Samstag, 13. April 2019

Kontrollverlust

Eine wunderbare Illusion

"I like to play the audience like a piano."

Diesen Satz soll Alfred Hitchcock einmal gesagt haben, und ich finde ihn großartig. Hitch wusste genau, mit welchen Blickwinkeln, Schnitten und Einstellungen er welche Reaktion bei dem Publikum erzeugen konnte. Und er hatte ja Recht: Auch Jahrzehnte später schaffen seine Filme es immer noch, mich als Zuschauer zu verwirren, mitzunehmen, immer wieder ist es für mich faszinierend, wie der Plot im Film North by Northwest (1959) vorangetrieben wird, ohne dass ich es bewusst mitbekomme.

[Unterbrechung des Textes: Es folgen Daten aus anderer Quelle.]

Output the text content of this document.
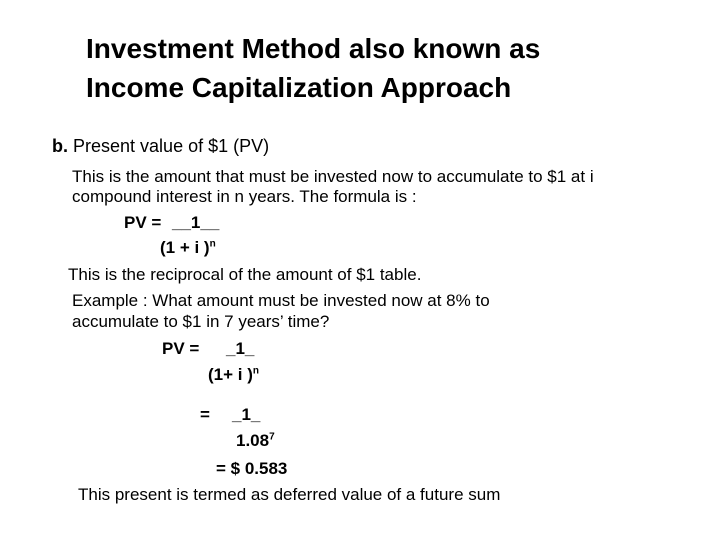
Investment Method also known as
Income Capitalization Approach
b. Present value of $1 (PV)
This is the amount that must be invested now to accumulate to $1 at i
compound interest in n years. The formula is :
PV = __1__
(1 + i )$^n$
This is the reciprocal of the amount of $1 table.
Example : What amount must be invested now at 8% to
accumulate to $1 in 7 years’ time?
PV = _1_
(1+ i )$^n$
= _1_
$1.08^7$
= $ 0.583
This present is termed as deferred value of a future sum
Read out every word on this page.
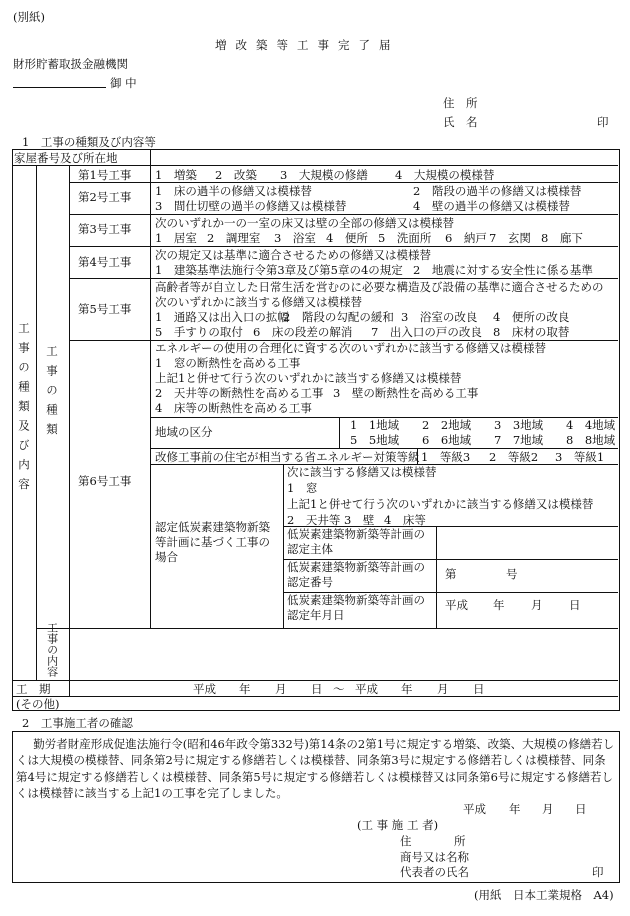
(別紙)
増改築等工事完了届
財形貯蓄取扱金融機関
御 中
住　所
氏　名	印
1　工事の種類及び内容等
家屋番号及び所在地
工事の種類及び内容 工事の種類
第1号工事 1　増築	2　改築	3　大規模の修繕	4　大規模の模様替
第2号工事 1　床の過半の修繕又は模様替	2　階段の過半の修繕又は模様替
3　間仕切壁の過半の修繕又は模様替	4　壁の過半の修繕又は模様替
第3号工事 次のいずれか一の一室の床又は壁の全部の修繕又は模様替
1　居室 2　調理室	3　浴室 4　便所 5　洗面所	6　納戸 7　玄関 8　廊下
第4号工事 次の規定又は基準に適合させるための修繕又は模様替
1　建築基準法施行令第3章及び第5章の4の規定 2　地震に対する安全性に係る基準
第5号工事
高齢者等が自立した日常生活を営むのに必要な構造及び設備の基準に適合させるための次のいずれかに該当する修繕又は模様替
1　通路又は出入口の拡幅
2　階段の勾配の緩和 3　浴室の改良	4　便所の改良
5　手すりの取付 6　床の段差の解消	7　出入口の戸の改良 8　床材の取替
第6号工事
エネルギーの使用の合理化に資する次のいずれかに該当する修繕又は模様替
1　窓の断熱性を高める工事
上記1と併せて行う次のいずれかに該当する修繕又は模様替
2　天井等の断熱性を高める工事 3　壁の断熱性を高める工事
4　床等の断熱性を高める工事
地域の区分	1　1地域	2　2地域	3　3地域	4　4地域
5　5地域	6　6地域	7　7地域	8　8地域
改修工事前の住宅が相当する省エネルギー対策等級 1　等級3	2　等級2	3　等級1
認定低炭素建築物新築等計画に基づく工事の場合
次に該当する修繕又は模様替
1　窓
上記1と併せて行う次のいずれかに該当する修繕又は模様替
2　天井等 3　壁 4　床等
低炭素建築物新築等計画の認定主体
低炭素建築物新築等計画の認定番号
第	号
低炭素建築物新築等計画の認定年月日
平成	年	月	日
工事の内容
工　期	平成	年	月	日 ～ 平成	年	月	日
(その他)
2　工事施工者の確認
勤労者財産形成促進法施行令(昭和46年政令第332号)第14条の2第1号に規定する増築、改築、大規模の修繕若しくは大規模の模様替、同条第2号に規定する修繕若しくは模様替、同条第3号に規定する修繕若しくは模様替、同条第4号に規定する修繕若しくは模様替、同条第5号に規定する修繕若しくは模様替又は同条第6号に規定する修繕若しくは模様替に該当する上記1の工事を完了しました。
平成	年	月	日
(工 事 施 工 者)
住　　　所
商号又は名称
代表者の氏名	印
(用紙　日本工業規格　A4)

Ich frage mich, ob das eine Eigenart von Hochbegabten ist: Alles unter Kontrolle haben wollen, um sicher sein zu können, was passiert, und nicht von Unvorhergesehenem aus der Bahn gebracht zu werden. Als ich Mitglied der Saturnalien war, war es für mich sehr wichtig, den Ablauf der Theateraufführung immer unter Kontrolle zu haben; das hat mir nicht gerade Begeisterung der anderen Teilnehmer eingebracht. Erst bei meiner letzten Aufführung Zweitausendelf habe ich es geschafft, die Anderen machen zu lassen.

Kennt Ihr das Gefühl?

Wenigstens habe ich gelernt, dass es auch mal ganz entspannend, bzw. bereichernd sein kann, wenn jemand Anderes die Zügel in der Hand hält. Jemandem zu vertrauen, dass er das Richtige tut - so geht es mir in Hitchcocks Filmen, oder auch in Vergnügungsparks: In Kings Island gibt es eine Dunkelachterbahn namens Flight of Fear. Von außen sieht man nichts, nur einen mittelgroßen Hangar einer Militärbasis, den man betritt. Das ist der Punkt, an dem ich die Kontrolle abgebe; ich lasse mich in eine andere Welt entführen, und das ist toll. Als ich im Inneren des Hangar angekommen war, stand dort ein UFO, und die Warteschlange führte am einen Ende hinein und auf der anderen Seite wieder hinaus, dann wahrscheinlich zum Bahnhof.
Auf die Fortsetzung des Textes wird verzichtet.